Monday, March 10, 2008

Ugh

Saturday's games left a distinctly foul taste in my mouth.

USC 77, Stanford 64

Let's start with the Stanford game. No one-- I mean NO one-- showed up for this game wearing crimson except for Kenny Brown. The entire rest of the team looked apathetic, disinterested, bored. Even Taj Finger wasn't diving for loose balls. Look, I understand the UCLA game was irritating. I understand this game wasn't going to affect the final conference standings. I understand it was early in the morning and the players were worn out after Thursday. But come on. USC had at least four or five dunks off of offensive rebounds. The Cardinal were outrebounded by 16 by the worst rebounding team in the conference. Defense seemed to be optional; Trent Johnson eventually had to go to a zone because no one was bothering to mark their man. And the team took a whole bunch of astoundingly poor shots. It was an absolutely pathetic performance which did a ton to erase whatever goodwill the media community had toward the team after they were robbed on Thursday.

Next, the UCLA-Cal game. From a conference standpoint, it's probably as well that UCLA won it. From the standpoint of "wanting to watch basketball, not pro wrestling," it was about as bad as it gets. At least the Thursday travesty was only a single bad call. Here's the full sequence of events that had to happen for Cal to lose this game:

1. Kevin Love makes a miracle double-clutch three, making the score 80-79 Cal.
2. Cal inbounds to Ryan Anderson, who is obviously hacked by the defense. The ball goes out of bounds. No foul is called.
3. Despite the ball clearly going out off of two UCLA players, the referees give the ball to UCLA.
4. UCLA's next shot is blocked out of bounds with 6 seconds left.
5. Ball is inbounded to Josh Shipp, who is cut off on the baseline by great defense from Eric Viernesal and hoists a prayer over the backboard. Despite this being every bit as illegal as taking a jumper from a sideline inbounds and having it go through the net, the officials count the basket with 1.5 seconds to go.
6. Cal throws the ball into the frontcourt, where Shipp punches it into the stands. Although punching the ball is a violation-- which should cause the clock to stop as soon as it occurs, like a kicked ball-- the officials run 8 tenths of a second off the clock, eliminating Cal's ability to catch and take a dribble or pump fake. Predictably, given that the team can only catch-and-shoot, the final shot falls short.

I don't believe I've ever seen a team up by 4 with 20 seconds to go lose a game without doing a single thing wrong before. No missed free throws, no turnovers, nothing. Cal played a perfect end of the game and was hosed by a combination of freakish UCLA luck and one of the worst officiating sequences since the 1972 Olympic final.

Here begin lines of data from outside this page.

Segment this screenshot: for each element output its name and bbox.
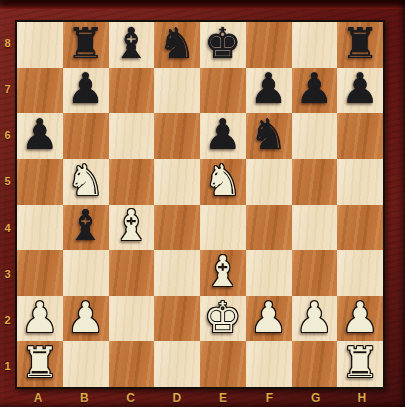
square-e7[interactable] [200,68,246,114]
file-labels: ABCDEFGH [15,389,385,407]
square-g4[interactable] [292,205,338,251]
square-a6[interactable]: ♟ [17,113,63,159]
square-f4[interactable] [246,205,292,251]
square-a2[interactable]: ♟ [17,296,63,342]
white-rook[interactable]: ♜ [341,342,379,384]
file-label-e: E [200,389,246,407]
square-c1[interactable] [109,341,155,387]
frame-top-edge [0,0,405,9]
file-label-d: D [154,389,200,407]
file-label-b: B [61,389,107,407]
black-pawn[interactable]: ♟ [250,68,288,110]
square-c2[interactable] [109,296,155,342]
square-g3[interactable] [292,250,338,296]
white-knight[interactable]: ♞ [204,160,242,202]
square-e4[interactable] [200,205,246,251]
square-a8[interactable] [17,22,63,68]
black-pawn[interactable]: ♟ [341,68,379,110]
file-label-c: C [108,389,154,407]
square-f8[interactable] [246,22,292,68]
square-c5[interactable] [109,159,155,205]
rank-label-1: 1 [0,343,15,389]
square-h1[interactable]: ♜ [337,341,383,387]
square-e2[interactable]: ♚ [200,296,246,342]
white-pawn[interactable]: ♟ [296,297,334,339]
square-f1[interactable] [246,341,292,387]
black-king[interactable]: ♚ [204,23,242,65]
square-c3[interactable] [109,250,155,296]
black-rook[interactable]: ♜ [67,23,105,65]
black-pawn[interactable]: ♟ [204,114,242,156]
white-bishop[interactable]: ♝ [204,251,242,293]
white-king[interactable]: ♚ [204,297,242,339]
square-a7[interactable] [17,68,63,114]
square-h7[interactable]: ♟ [337,68,383,114]
square-e1[interactable] [200,341,246,387]
rank-label-4: 4 [0,205,15,251]
square-d8[interactable]: ♞ [154,22,200,68]
square-f3[interactable] [246,250,292,296]
file-label-a: A [15,389,61,407]
black-pawn[interactable]: ♟ [296,68,334,110]
square-a4[interactable] [17,205,63,251]
rank-labels: 87654321 [0,20,15,389]
square-a5[interactable] [17,159,63,205]
chess-board-window: 87654321 ♜♝♞♚♜♟♟♟♟♟♟♞♞♞♝♝♝♟♟♚♟♟♟♜♜ ABCDE… [0,0,405,407]
square-d4[interactable] [154,205,200,251]
black-bishop[interactable]: ♝ [113,23,151,65]
black-bishop[interactable]: ♝ [67,205,105,247]
square-f2[interactable]: ♟ [246,296,292,342]
square-e5[interactable]: ♞ [200,159,246,205]
square-d3[interactable] [154,250,200,296]
white-pawn[interactable]: ♟ [67,297,105,339]
square-a3[interactable] [17,250,63,296]
square-h2[interactable]: ♟ [337,296,383,342]
square-b1[interactable] [63,341,109,387]
square-b5[interactable]: ♞ [63,159,109,205]
square-c8[interactable]: ♝ [109,22,155,68]
square-g6[interactable] [292,113,338,159]
black-pawn[interactable]: ♟ [21,114,59,156]
square-d1[interactable] [154,341,200,387]
square-h8[interactable]: ♜ [337,22,383,68]
square-a1[interactable]: ♜ [17,341,63,387]
rank-label-5: 5 [0,158,15,204]
square-g7[interactable]: ♟ [292,68,338,114]
chess-board[interactable]: ♜♝♞♚♜♟♟♟♟♟♟♞♞♞♝♝♝♟♟♚♟♟♟♜♜ [15,20,385,389]
square-b8[interactable]: ♜ [63,22,109,68]
file-label-f: F [246,389,292,407]
white-pawn[interactable]: ♟ [341,297,379,339]
white-rook[interactable]: ♜ [21,342,59,384]
square-c6[interactable] [109,113,155,159]
rank-label-3: 3 [0,251,15,297]
square-b6[interactable] [63,113,109,159]
square-c4[interactable]: ♝ [109,205,155,251]
square-d5[interactable] [154,159,200,205]
black-rook[interactable]: ♜ [341,23,379,65]
square-h6[interactable] [337,113,383,159]
white-pawn[interactable]: ♟ [250,297,288,339]
rank-label-6: 6 [0,112,15,158]
square-b2[interactable]: ♟ [63,296,109,342]
square-e6[interactable]: ♟ [200,113,246,159]
black-knight[interactable]: ♞ [250,114,288,156]
rank-label-7: 7 [0,66,15,112]
file-label-g: G [293,389,339,407]
square-c7[interactable] [109,68,155,114]
square-g5[interactable] [292,159,338,205]
square-g2[interactable]: ♟ [292,296,338,342]
rank-label-2: 2 [0,297,15,343]
square-d2[interactable] [154,296,200,342]
square-f7[interactable]: ♟ [246,68,292,114]
square-g1[interactable] [292,341,338,387]
square-h5[interactable] [337,159,383,205]
square-e3[interactable]: ♝ [200,250,246,296]
square-g8[interactable] [292,22,338,68]
square-f6[interactable]: ♞ [246,113,292,159]
file-label-h: H [339,389,385,407]
white-knight[interactable]: ♞ [67,160,105,202]
square-b4[interactable]: ♝ [63,205,109,251]
black-pawn[interactable]: ♟ [67,68,105,110]
square-b3[interactable] [63,250,109,296]
black-knight[interactable]: ♞ [158,23,196,65]
square-b7[interactable]: ♟ [63,68,109,114]
square-h4[interactable] [337,205,383,251]
white-bishop[interactable]: ♝ [113,205,151,247]
rank-label-8: 8 [0,20,15,66]
square-h3[interactable] [337,250,383,296]
square-f5[interactable] [246,159,292,205]
square-e8[interactable]: ♚ [200,22,246,68]
square-d6[interactable] [154,113,200,159]
white-pawn[interactable]: ♟ [21,297,59,339]
square-d7[interactable] [154,68,200,114]
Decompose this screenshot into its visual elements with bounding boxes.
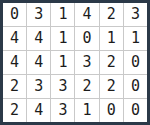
grid-cell[interactable]: 0 [100, 99, 123, 122]
grid-cell[interactable]: 0 [75, 27, 98, 50]
grid-cell[interactable]: 2 [75, 75, 98, 98]
puzzle-grid: 031423441011441320233220243100 [0, 0, 150, 125]
grid-cell[interactable]: 1 [51, 27, 74, 50]
grid-cell[interactable]: 2 [100, 51, 123, 74]
grid-cell[interactable]: 3 [51, 99, 74, 122]
grid-cell[interactable]: 1 [124, 27, 147, 50]
grid-cell[interactable]: 3 [51, 75, 74, 98]
grid-cell[interactable]: 0 [124, 75, 147, 98]
grid-cell[interactable]: 2 [3, 99, 26, 122]
grid-cell[interactable]: 4 [27, 99, 50, 122]
grid-cell[interactable]: 0 [124, 99, 147, 122]
grid-cell[interactable]: 4 [3, 27, 26, 50]
grid-cell[interactable]: 4 [3, 51, 26, 74]
grid-cell[interactable]: 0 [124, 51, 147, 74]
grid-cell[interactable]: 1 [75, 99, 98, 122]
grid-cell[interactable]: 3 [124, 3, 147, 26]
grid-cell[interactable]: 4 [27, 27, 50, 50]
grid-cell[interactable]: 3 [75, 51, 98, 74]
grid-cell[interactable]: 3 [27, 3, 50, 26]
grid-cell[interactable]: 1 [100, 27, 123, 50]
grid-cell[interactable]: 2 [3, 75, 26, 98]
grid-cell[interactable]: 1 [51, 3, 74, 26]
grid-cell[interactable]: 0 [3, 3, 26, 26]
grid-cell[interactable]: 2 [100, 75, 123, 98]
grid-cell[interactable]: 4 [75, 3, 98, 26]
grid-cell[interactable]: 4 [27, 51, 50, 74]
grid-cell[interactable]: 1 [51, 51, 74, 74]
grid-cell[interactable]: 2 [100, 3, 123, 26]
grid-cell[interactable]: 3 [27, 75, 50, 98]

Next, the ASU-OSU and WSU-Washington games. These were not televised. FSN's decision to show random non-live programming instead of Pac-10 basketball irritated me on numerous occasions this year, although at least this time most of the time was taken up by the ACC women's tournament. Couldn't the Pac-10 games have gone to FSN+?

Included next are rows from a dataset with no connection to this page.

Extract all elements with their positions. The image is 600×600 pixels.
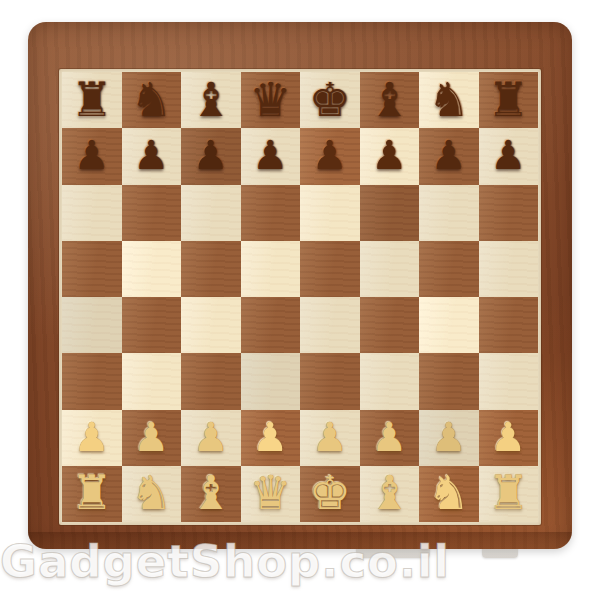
square-d3[interactable]	[241, 353, 301, 409]
black-pawn-d7: ♟	[252, 135, 288, 175]
black-knight-g8: ♞	[428, 76, 470, 123]
square-e5[interactable]	[300, 241, 360, 297]
square-a4[interactable]	[62, 297, 122, 353]
square-e2[interactable]: ♟	[300, 410, 360, 466]
square-e7[interactable]: ♟	[300, 128, 360, 184]
black-rook-h8: ♜	[487, 76, 529, 123]
white-pawn-d2: ♟	[252, 417, 288, 457]
square-g2[interactable]: ♟	[419, 410, 479, 466]
square-f3[interactable]	[360, 353, 420, 409]
square-d1[interactable]: ♛	[241, 466, 301, 522]
square-a8[interactable]: ♜	[62, 72, 122, 128]
white-knight-g1: ♞	[428, 469, 470, 516]
square-g8[interactable]: ♞	[419, 72, 479, 128]
black-pawn-b7: ♟	[133, 135, 169, 175]
square-g5[interactable]	[419, 241, 479, 297]
black-pawn-f7: ♟	[371, 135, 407, 175]
square-g6[interactable]	[419, 185, 479, 241]
square-h5[interactable]	[479, 241, 539, 297]
square-f7[interactable]: ♟	[360, 128, 420, 184]
square-a3[interactable]	[62, 353, 122, 409]
square-h8[interactable]: ♜	[479, 72, 539, 128]
black-pawn-c7: ♟	[193, 135, 229, 175]
square-b3[interactable]	[122, 353, 182, 409]
square-b4[interactable]	[122, 297, 182, 353]
square-e4[interactable]	[300, 297, 360, 353]
black-bishop-f8: ♝	[368, 76, 410, 123]
white-pawn-f2: ♟	[371, 417, 407, 457]
white-pawn-e2: ♟	[312, 417, 348, 457]
white-bishop-c1: ♝	[190, 469, 232, 516]
square-e1[interactable]: ♚	[300, 466, 360, 522]
square-f8[interactable]: ♝	[360, 72, 420, 128]
square-b1[interactable]: ♞	[122, 466, 182, 522]
white-pawn-h2: ♟	[490, 417, 526, 457]
black-pawn-h7: ♟	[490, 135, 526, 175]
board-inlay-border: ♜♞♝♛♚♝♞♜♟♟♟♟♟♟♟♟♟♟♟♟♟♟♟♟♜♞♝♛♚♝♞♜	[59, 69, 541, 525]
white-pawn-a2: ♟	[74, 417, 110, 457]
watermark: GadgetShop.co.il	[0, 535, 450, 588]
square-h3[interactable]	[479, 353, 539, 409]
square-g1[interactable]: ♞	[419, 466, 479, 522]
white-pawn-b2: ♟	[133, 417, 169, 457]
white-bishop-f1: ♝	[368, 469, 410, 516]
chess-board: ♜♞♝♛♚♝♞♜♟♟♟♟♟♟♟♟♟♟♟♟♟♟♟♟♜♞♝♛♚♝♞♜	[62, 72, 538, 522]
square-c7[interactable]: ♟	[181, 128, 241, 184]
square-a5[interactable]	[62, 241, 122, 297]
square-g3[interactable]	[419, 353, 479, 409]
square-d2[interactable]: ♟	[241, 410, 301, 466]
black-queen-d8: ♛	[249, 76, 291, 123]
square-h4[interactable]	[479, 297, 539, 353]
square-a2[interactable]: ♟	[62, 410, 122, 466]
square-c2[interactable]: ♟	[181, 410, 241, 466]
square-h2[interactable]: ♟	[479, 410, 539, 466]
black-pawn-g7: ♟	[431, 135, 467, 175]
square-c8[interactable]: ♝	[181, 72, 241, 128]
square-b2[interactable]: ♟	[122, 410, 182, 466]
square-c5[interactable]	[181, 241, 241, 297]
square-g4[interactable]	[419, 297, 479, 353]
square-d5[interactable]	[241, 241, 301, 297]
square-f2[interactable]: ♟	[360, 410, 420, 466]
black-pawn-a7: ♟	[74, 135, 110, 175]
square-a1[interactable]: ♜	[62, 466, 122, 522]
square-h6[interactable]	[479, 185, 539, 241]
square-f1[interactable]: ♝	[360, 466, 420, 522]
white-queen-d1: ♛	[249, 469, 291, 516]
white-knight-b1: ♞	[130, 469, 172, 516]
square-c1[interactable]: ♝	[181, 466, 241, 522]
white-pawn-c2: ♟	[193, 417, 229, 457]
square-h1[interactable]: ♜	[479, 466, 539, 522]
square-c4[interactable]	[181, 297, 241, 353]
white-king-e1: ♚	[309, 469, 351, 516]
white-rook-a1: ♜	[71, 469, 113, 516]
square-e3[interactable]	[300, 353, 360, 409]
square-d7[interactable]: ♟	[241, 128, 301, 184]
square-b6[interactable]	[122, 185, 182, 241]
square-a7[interactable]: ♟	[62, 128, 122, 184]
square-e8[interactable]: ♚	[300, 72, 360, 128]
white-rook-h1: ♜	[487, 469, 529, 516]
square-c3[interactable]	[181, 353, 241, 409]
square-f6[interactable]	[360, 185, 420, 241]
square-b7[interactable]: ♟	[122, 128, 182, 184]
black-rook-a8: ♜	[71, 76, 113, 123]
black-pawn-e7: ♟	[312, 135, 348, 175]
square-f4[interactable]	[360, 297, 420, 353]
product-photo: ♜♞♝♛♚♝♞♜♟♟♟♟♟♟♟♟♟♟♟♟♟♟♟♟♜♞♝♛♚♝♞♜ GadgetS…	[0, 0, 600, 600]
square-g7[interactable]: ♟	[419, 128, 479, 184]
square-d8[interactable]: ♛	[241, 72, 301, 128]
black-king-e8: ♚	[309, 76, 351, 123]
board-frame: ♜♞♝♛♚♝♞♜♟♟♟♟♟♟♟♟♟♟♟♟♟♟♟♟♜♞♝♛♚♝♞♜	[28, 22, 572, 549]
square-h7[interactable]: ♟	[479, 128, 539, 184]
square-b5[interactable]	[122, 241, 182, 297]
square-d6[interactable]	[241, 185, 301, 241]
white-pawn-g2: ♟	[431, 417, 467, 457]
square-c6[interactable]	[181, 185, 241, 241]
square-e6[interactable]	[300, 185, 360, 241]
black-bishop-c8: ♝	[190, 76, 232, 123]
black-knight-b8: ♞	[130, 76, 172, 123]
square-d4[interactable]	[241, 297, 301, 353]
square-b8[interactable]: ♞	[122, 72, 182, 128]
square-f5[interactable]	[360, 241, 420, 297]
square-a6[interactable]	[62, 185, 122, 241]
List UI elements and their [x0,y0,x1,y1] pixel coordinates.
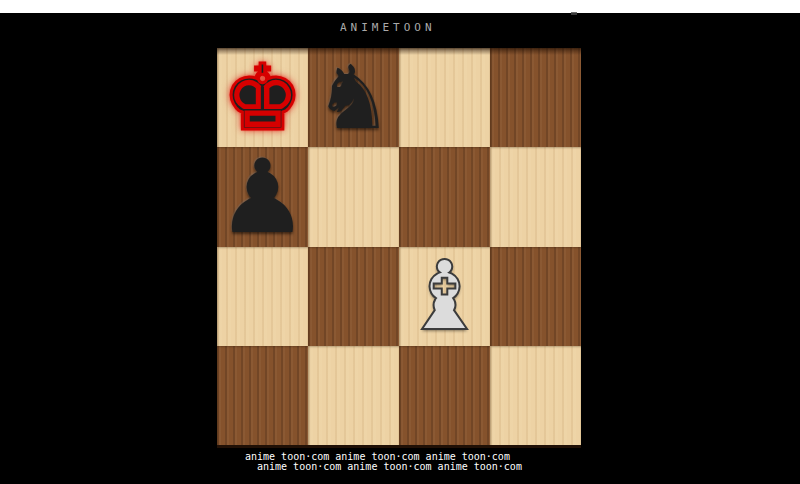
square-a5[interactable] [217,346,308,445]
square-a6[interactable] [217,247,308,346]
square-b7[interactable] [308,147,399,246]
square-d5[interactable] [490,346,581,445]
page-title: ANIMETOON [340,22,460,34]
screen-artifact [571,12,577,15]
square-a8[interactable]: ♚ [217,48,308,147]
square-c5[interactable] [399,346,490,445]
square-c7[interactable] [399,147,490,246]
top-white-band [0,0,800,13]
square-c6[interactable]: ♝ [399,247,490,346]
watermark-line-2: anime toon·com anime toon·com anime toon… [257,462,522,472]
black-knight[interactable]: ♞ [314,54,393,142]
black-king-in-check[interactable]: ♚ [222,53,303,143]
square-d7[interactable] [490,147,581,246]
square-d6[interactable] [490,247,581,346]
square-c8[interactable] [399,48,490,147]
app-window: ANIMETOON ♚♞♟♝ anime toon·com anime toon… [0,0,800,484]
square-a7[interactable]: ♟ [217,147,308,246]
square-b6[interactable] [308,247,399,346]
chess-board: ♚♞♟♝ [217,48,581,445]
white-bishop[interactable]: ♝ [401,248,487,344]
square-b5[interactable] [308,346,399,445]
square-d8[interactable] [490,48,581,147]
square-b8[interactable]: ♞ [308,48,399,147]
black-pawn[interactable]: ♟ [217,146,308,248]
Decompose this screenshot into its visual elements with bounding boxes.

Finally, the Oregon-Arizona game. Jerryd Bayless is called at a key point for a double foul, after being essentially mugged by a ringer off the Oregon bench. It's his third foul of the first half, and from that point onward, Oregon is never challenged (although their unbelievable shooting-- I don't recall perfectly, but they may not have missed a 3-pointer in the entire second half-- might have made the result inevitable anyway). The final game of the season perfectly symbolizes the whole year for Pac-10 officiating-- not merely anal-retentive and asinine, but incompetent as well.

Aren't we all looking forward to the Pac-10 tournament now?

Wednesday, Cal faces off with Washington for the "designated Cinderella hopeful" spot, while Oregon State gets creamed by Arizona again and finally stops doing everything in its power to lower the conference's RPI. Quarterfinals are Thursday, with Stanford facing Arizona and Cal-- if it survives Washington-- facing UCLA again. In LA. Again. Thank you, powers that be, for beneficently granting UCLA and USC multiple extra home games every season. It's not quite as retarded as Memphis getting the C-USA tournament on its actual home floor every year, but it's close. Considering the fact that EVERY SINGLE OTHER MAJOR MARKET IN THE PAC-10 HAS AN NBA FRANCHISE, one would think that perhaps the tournament could be rotated around the five "nexi". One would apparently think incorrectly.

That's enough griping for one day, I think. Hopefully I'll have time soon to break down the all-conference selections (which, except for the curious choice of OJ Mayo over Jerryd Bayless for First Team, were actually pretty well put together).